The investors include Globespan Capital Partners, Intel Capital, Cisco, Sequoia Capital, and Artiman Ventures. With Intel and Cisco, Virident will gain strategic access to computing and storage partners and customers. Intel actually makes flash chips that Virident uses in its cards.
The company was founded in 2006 (by Ganapathy, Raj Parekh, and Vijay Karamcheti) and now has more than 100 employees. Rivals include Fusion-io, LSI Logic, and Texas Memory Systems. Just yesterday, Fusion-io said it would raise another $100 million by issuing new shares on the public market. Fusion-io went public earlier this year.
Virident started out with the NOR flavor of flash memory in an alliance with Spansion. In the past 18 months, it has switched to NAND flash memory. It is now shipping to more than 40 customers, and the new generation of cards is in the hands of customers, Ganapathy said.

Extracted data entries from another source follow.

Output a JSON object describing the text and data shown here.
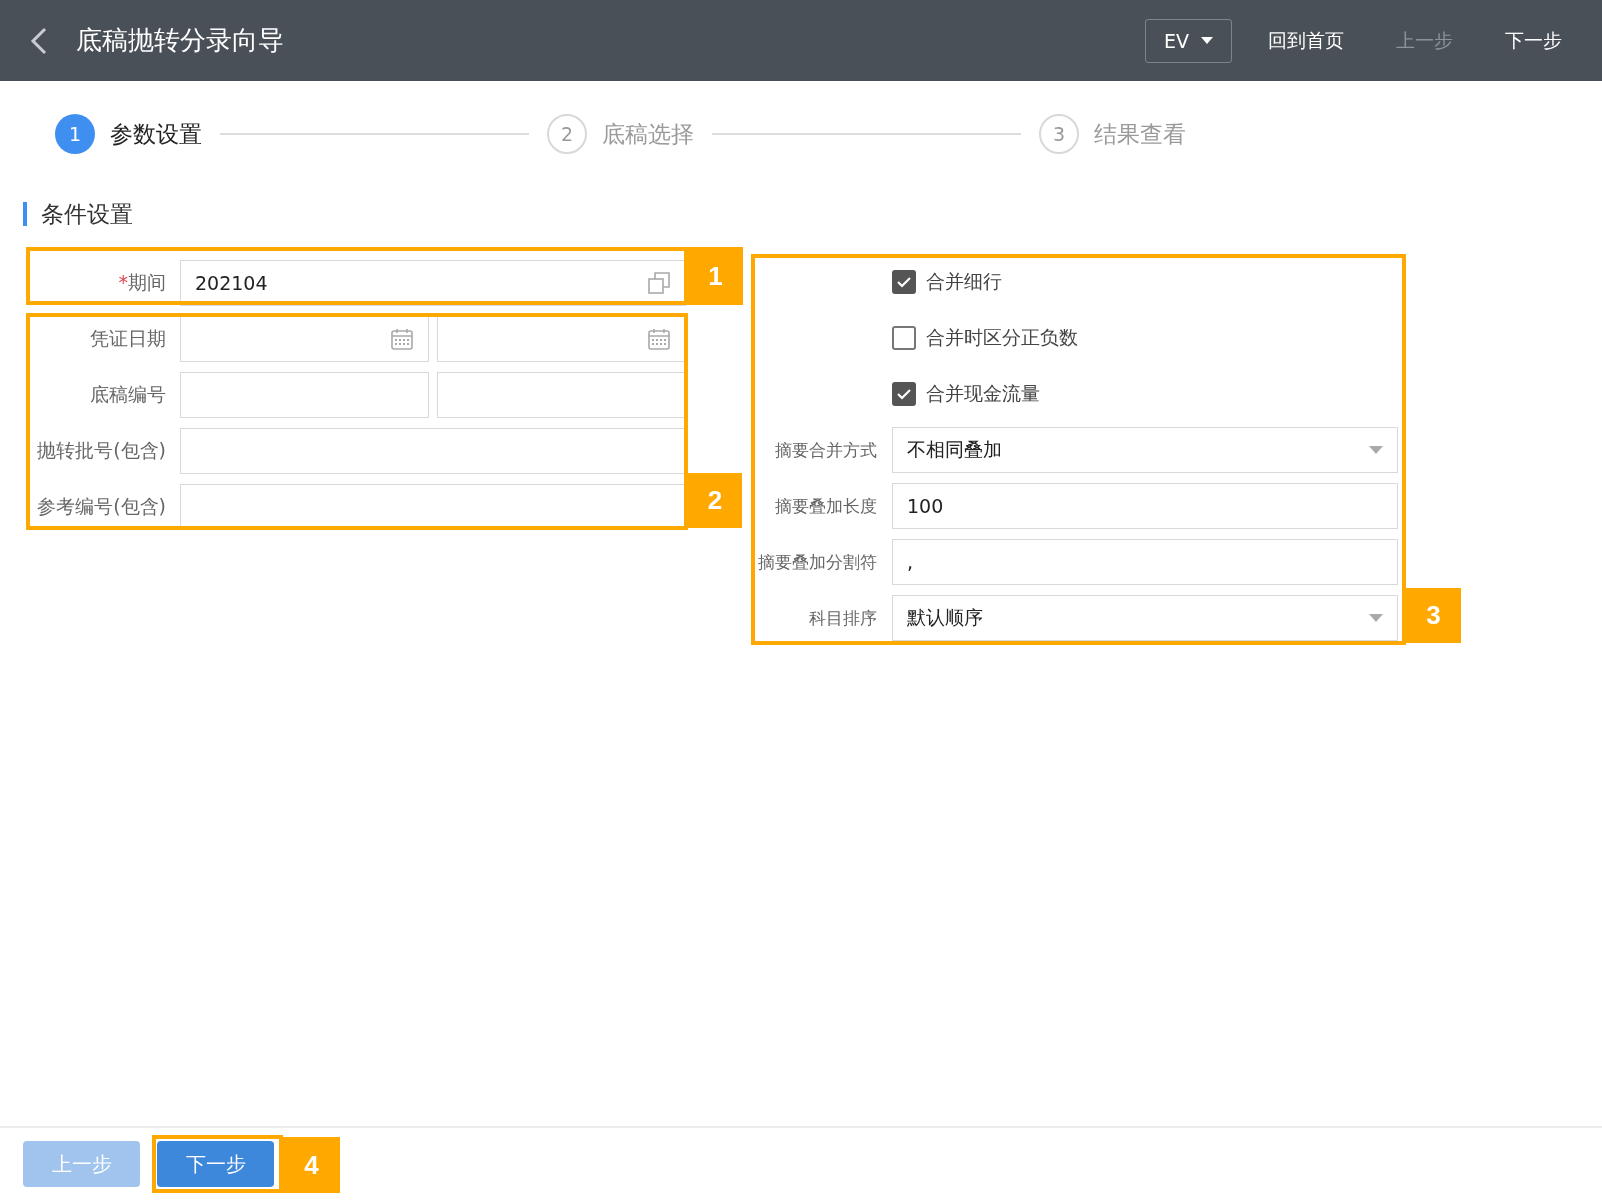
{
  "header": {
    "title": "底稿抛转分录向导",
    "env_select": {
      "value": "EV"
    },
    "links": [
      {
        "label": "回到首页",
        "disabled": false
      },
      {
        "label": "上一步",
        "disabled": true
      },
      {
        "label": "下一步",
        "disabled": false
      }
    ]
  },
  "steps": [
    {
      "number": "1",
      "label": "参数设置",
      "selected": true
    },
    {
      "number": "2",
      "label": "底稿选择",
      "selected": false
    },
    {
      "number": "3",
      "label": "结果查看",
      "selected": false
    }
  ],
  "section_title": "条件设置",
  "left_fields": [
    {
      "kind": "period",
      "label": "期间",
      "required_mark": "*",
      "value": "202104"
    },
    {
      "kind": "date_range",
      "label": "凭证日期"
    },
    {
      "kind": "text_range",
      "label": "底稿编号"
    },
    {
      "kind": "text",
      "label": "抛转批号(包含)"
    },
    {
      "kind": "text",
      "label": "参考编号(包含)"
    }
  ],
  "checkboxes": [
    {
      "label": "合并细行",
      "checked": true
    },
    {
      "label": "合并时区分正负数",
      "checked": false
    },
    {
      "label": "合并现金流量",
      "checked": true
    }
  ],
  "right_fields": [
    {
      "kind": "select",
      "label": "摘要合并方式",
      "value": "不相同叠加"
    },
    {
      "kind": "text",
      "label": "摘要叠加长度",
      "value": "100"
    },
    {
      "kind": "text",
      "label": "摘要叠加分割符",
      "value": ","
    },
    {
      "kind": "select",
      "label": "科目排序",
      "value": "默认顺序"
    }
  ],
  "footer_buttons": [
    {
      "label": "上一步",
      "disabled": true
    },
    {
      "label": "下一步",
      "disabled": false
    }
  ],
  "callouts": [
    {
      "label": "1"
    },
    {
      "label": "2"
    },
    {
      "label": "3"
    },
    {
      "label": "4"
    }
  ]
}
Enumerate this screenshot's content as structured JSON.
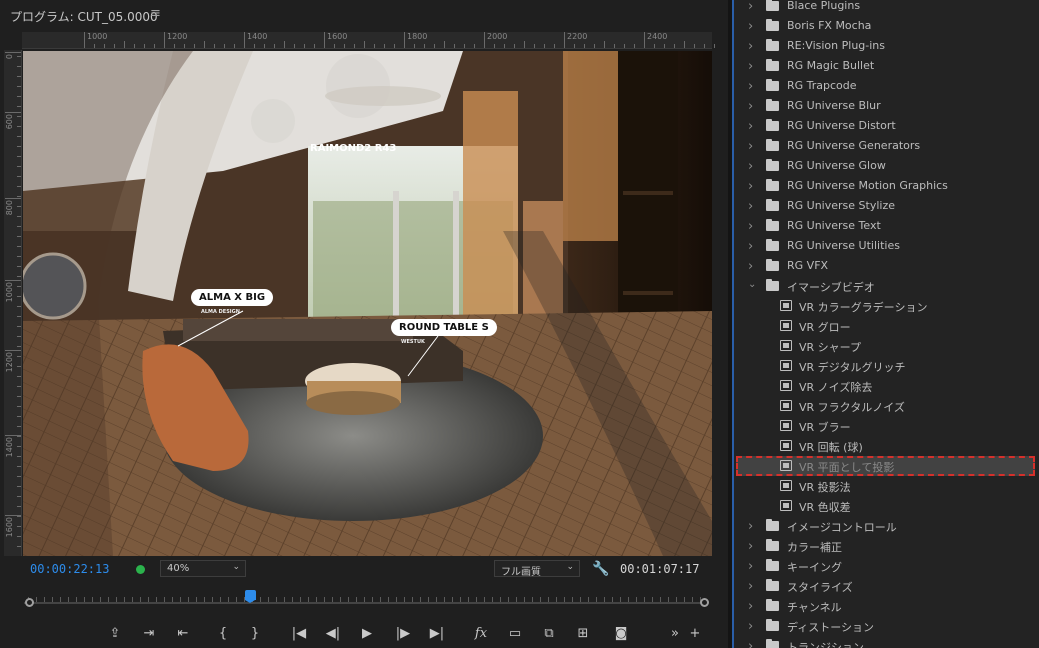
{
  "monitor": {
    "title": "プログラム: CUT_05.0000",
    "menu_icon": "≡",
    "ruler_h_labels": [
      "1000",
      "1200",
      "1400",
      "1600",
      "1800",
      "2000",
      "2200",
      "2400"
    ],
    "ruler_v_labels": [
      "0",
      "600",
      "800",
      "1000",
      "1200",
      "1400",
      "1600"
    ],
    "labels": {
      "raimond": "RAIMOND2 R43",
      "alma": "ALMA X BIG",
      "alma_sub": "ALMA DESIGN",
      "round_table": "ROUND TABLE S",
      "round_table_sub": "WESTUK"
    }
  },
  "transport": {
    "current_time": "00:00:22:13",
    "zoom": "40%",
    "quality": "フル画質",
    "duration": "00:01:07:17",
    "playhead_fraction": 0.33,
    "buttons": [
      {
        "name": "export-frame-button",
        "glyph": "⇪"
      },
      {
        "name": "mark-in-button",
        "glyph": "⇥"
      },
      {
        "name": "mark-out-button",
        "glyph": "⇤"
      },
      {
        "name": "go-to-in-bracket-button",
        "glyph": "{"
      },
      {
        "name": "go-to-out-bracket-button",
        "glyph": "}"
      },
      {
        "name": "go-to-in-button",
        "glyph": "|◀"
      },
      {
        "name": "step-back-button",
        "glyph": "◀|"
      },
      {
        "name": "play-button",
        "glyph": "▶"
      },
      {
        "name": "step-forward-button",
        "glyph": "|▶"
      },
      {
        "name": "go-to-out-button",
        "glyph": "▶|"
      },
      {
        "name": "fx-button",
        "glyph": "fx"
      },
      {
        "name": "safe-margins-button",
        "glyph": "▭"
      },
      {
        "name": "lift-button",
        "glyph": "⧉"
      },
      {
        "name": "extract-button",
        "glyph": "⊞"
      },
      {
        "name": "camera-button",
        "glyph": "◙"
      },
      {
        "name": "more-button",
        "glyph": "»"
      },
      {
        "name": "add-button",
        "glyph": "+"
      }
    ]
  },
  "effects": {
    "items": [
      {
        "label": "Blace Plugins",
        "type": "folder",
        "expanded": false
      },
      {
        "label": "Boris FX Mocha",
        "type": "folder",
        "expanded": false
      },
      {
        "label": "RE:Vision Plug-ins",
        "type": "folder",
        "expanded": false
      },
      {
        "label": "RG Magic Bullet",
        "type": "folder",
        "expanded": false
      },
      {
        "label": "RG Trapcode",
        "type": "folder",
        "expanded": false
      },
      {
        "label": "RG Universe Blur",
        "type": "folder",
        "expanded": false
      },
      {
        "label": "RG Universe Distort",
        "type": "folder",
        "expanded": false
      },
      {
        "label": "RG Universe Generators",
        "type": "folder",
        "expanded": false
      },
      {
        "label": "RG Universe Glow",
        "type": "folder",
        "expanded": false
      },
      {
        "label": "RG Universe Motion Graphics",
        "type": "folder",
        "expanded": false
      },
      {
        "label": "RG Universe Stylize",
        "type": "folder",
        "expanded": false
      },
      {
        "label": "RG Universe Text",
        "type": "folder",
        "expanded": false
      },
      {
        "label": "RG Universe Utilities",
        "type": "folder",
        "expanded": false
      },
      {
        "label": "RG VFX",
        "type": "folder",
        "expanded": false
      },
      {
        "label": "イマーシブビデオ",
        "type": "folder",
        "expanded": true
      },
      {
        "label": "VR カラーグラデーション",
        "type": "effect"
      },
      {
        "label": "VR グロー",
        "type": "effect"
      },
      {
        "label": "VR シャープ",
        "type": "effect"
      },
      {
        "label": "VR デジタルグリッチ",
        "type": "effect"
      },
      {
        "label": "VR ノイズ除去",
        "type": "effect"
      },
      {
        "label": "VR フラクタルノイズ",
        "type": "effect"
      },
      {
        "label": "VR ブラー",
        "type": "effect"
      },
      {
        "label": "VR 回転 (球)",
        "type": "effect"
      },
      {
        "label": "VR 平面として投影",
        "type": "effect",
        "selected": true
      },
      {
        "label": "VR 投影法",
        "type": "effect"
      },
      {
        "label": "VR 色収差",
        "type": "effect"
      },
      {
        "label": "イメージコントロール",
        "type": "folder",
        "expanded": false
      },
      {
        "label": "カラー補正",
        "type": "folder",
        "expanded": false
      },
      {
        "label": "キーイング",
        "type": "folder",
        "expanded": false
      },
      {
        "label": "スタイライズ",
        "type": "folder",
        "expanded": false
      },
      {
        "label": "チャンネル",
        "type": "folder",
        "expanded": false
      },
      {
        "label": "ディストーション",
        "type": "folder",
        "expanded": false
      },
      {
        "label": "トランジション",
        "type": "folder",
        "expanded": false
      }
    ]
  },
  "colors": {
    "accent_blue": "#2d8ceb",
    "highlight_red": "#d6302b",
    "panel_bg": "#232323"
  }
}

Ganapathy said the company is targeting the highest-performance PCIe-attached memory with high storage capacity. Each card has as much as 1,400 gigabytes of usable memory, with as many as 64 chip packages on each card. The company also creates software to ensure reliability even in the event that some of the chips fail. Each data center can use lots and lots of these cards. Ganapathy said the company’s products perform well across a wide variety of data sizes and workloads.
To date, the company has raised $50 million in three rounds.